この金額を合計すると、しめて2167万4800円の「死亡保障」を受け取ることになる。万一不幸にも「早死に」したら、これまで支払った保険料がムダどころか何倍にもなって返ってくるのである。
ちなみに、国民年金に加入せずに掛け捨ての生命保険で2100万円の保障を男性が60歳になるまで続けると、保険料は月額7056円(外資系保険会社の定期保険で試算)となる。「なんだ、こちらのほうが安いじゃないか」と思うのは早計だ。この保険商品で2000万円の保険金が支払われるのは60歳までに死亡した場合だけで、無事であれば1円も戻ってこない。これに対し、国民年金なら65歳を迎えれば死ぬまで年金を受け取り続けることができる。

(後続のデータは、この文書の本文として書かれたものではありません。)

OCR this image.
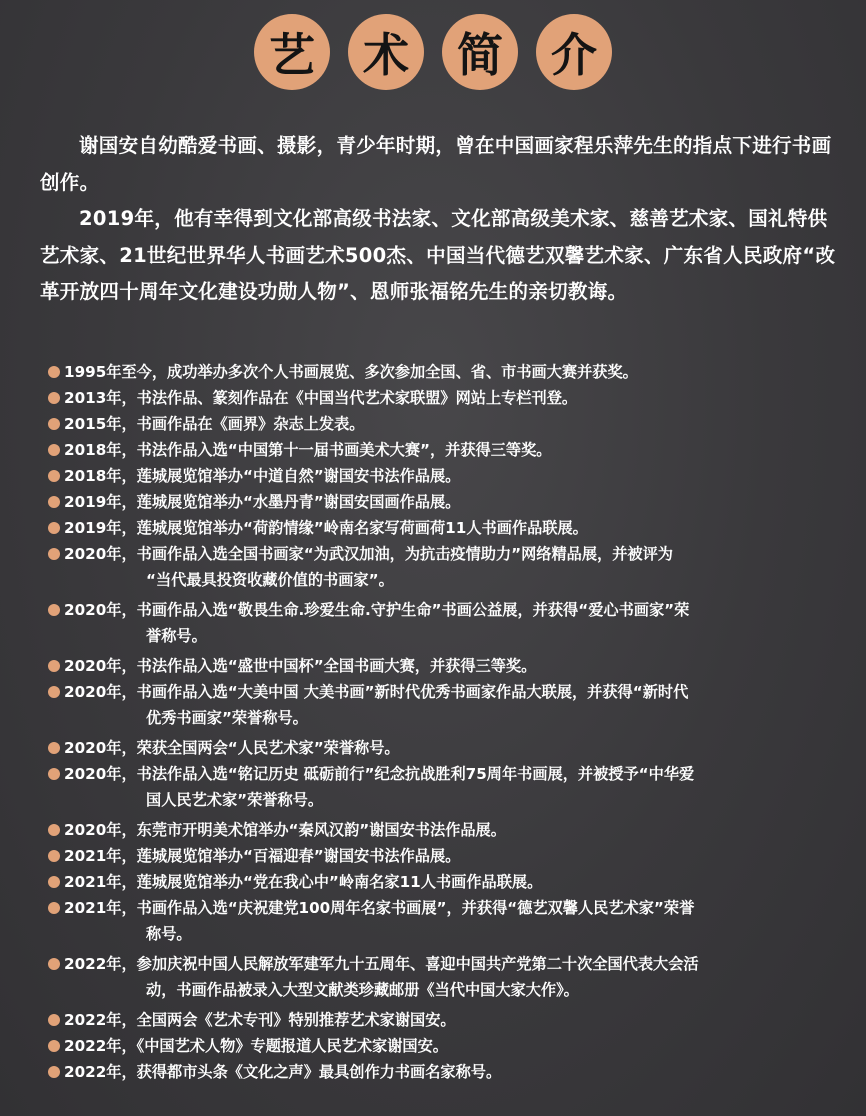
艺 术 简 介

谢国安自幼酷爱书画、摄影，青少年时期，曾在中国画家程乐萍先生的指点下进行书画创作。

2019年，他有幸得到文化部高级书法家、文化部高级美术家、慈善艺术家、国礼特供艺术家、21世纪世界华人书画艺术500杰、中国当代德艺双馨艺术家、广东省人民政府“改革开放四十周年文化建设功勋人物”、恩师张福铭先生的亲切教诲。

1995年至今，成功举办多次个人书画展览、多次参加全国、省、市书画大赛并获奖。
2013年，书法作品、篆刻作品在《中国当代艺术家联盟》网站上专栏刊登。
2015年，书画作品在《画界》杂志上发表。
2018年，书法作品入选“中国第十一届书画美术大赛”，并获得三等奖。
2018年，莲城展览馆举办“中道自然”谢国安书法作品展。
2019年，莲城展览馆举办“水墨丹青”谢国安国画作品展。
2019年，莲城展览馆举办“荷韵情缘”岭南名家写荷画荷11人书画作品联展。
2020年，书画作品入选全国书画家“为武汉加油，为抗击疫情助力”网络精品展，并被评为
“当代最具投资收藏价值的书画家”。
2020年，书画作品入选“敬畏生命.珍爱生命.守护生命”书画公益展，并获得“爱心书画家”荣
誉称号。
2020年，书法作品入选“盛世中国杯”全国书画大赛，并获得三等奖。
2020年，书画作品入选“大美中国 大美书画”新时代优秀书画家作品大联展，并获得“新时代
优秀书画家”荣誉称号。
2020年，荣获全国两会“人民艺术家”荣誉称号。
2020年，书法作品入选“铭记历史 砥砺前行”纪念抗战胜利75周年书画展，并被授予“中华爱
国人民艺术家”荣誉称号。
2020年，东莞市开明美术馆举办“秦风汉韵”谢国安书法作品展。
2021年，莲城展览馆举办“百福迎春”谢国安书法作品展。
2021年，莲城展览馆举办“党在我心中”岭南名家11人书画作品联展。
2021年，书画作品入选“庆祝建党100周年名家书画展”，并获得“德艺双馨人民艺术家”荣誉
称号。
2022年，参加庆祝中国人民解放军建军九十五周年、喜迎中国共产党第二十次全国代表大会活
动，书画作品被录入大型文献类珍藏邮册《当代中国大家大作》。
2022年，全国两会《艺术专刊》特别推荐艺术家谢国安。
2022年，《中国艺术人物》专题报道人民艺术家谢国安。
2022年，获得都市头条《文化之声》最具创作力书画名家称号。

しかも、万一体に障害を負ったり大きな病気をした場合には「障害基礎年金」を受け取ることができるのだ。
もしこの男性が障害等級1級とされる状態になった場合、第1子が18歳になる年度末までは年額142万4100円(同)、第2子が18歳になるまでは119万9600円と、遺族年金を上回る額を受給できる。しかも、障害基礎年金は子どもが18歳を過ぎても97万5125円(同)が支払われる。
障害年金の「障害」の幅は意外と広く、失明や車椅子の生活になった場合はもちろん、がんや心疾患などで長期の安静を要する場合や、ペースメーカーの装着、人工透析をしている場合などでも対象になることがある。
要するに、国民年金は長生きした場合はもちろん、子どもを残して早くに死亡した場合や、体に障害が残ったり大きな病気をした場合でも、保障してもらえるのである。妻子のために同じ保障を自分でつくるとなると、民間の生命保険と年金保険、がん保険や傷害保険などに加入しなければならず、こちらのほうがよほど高コストとなるのは明白だ。国民年金は、実はかなりおトクなのである。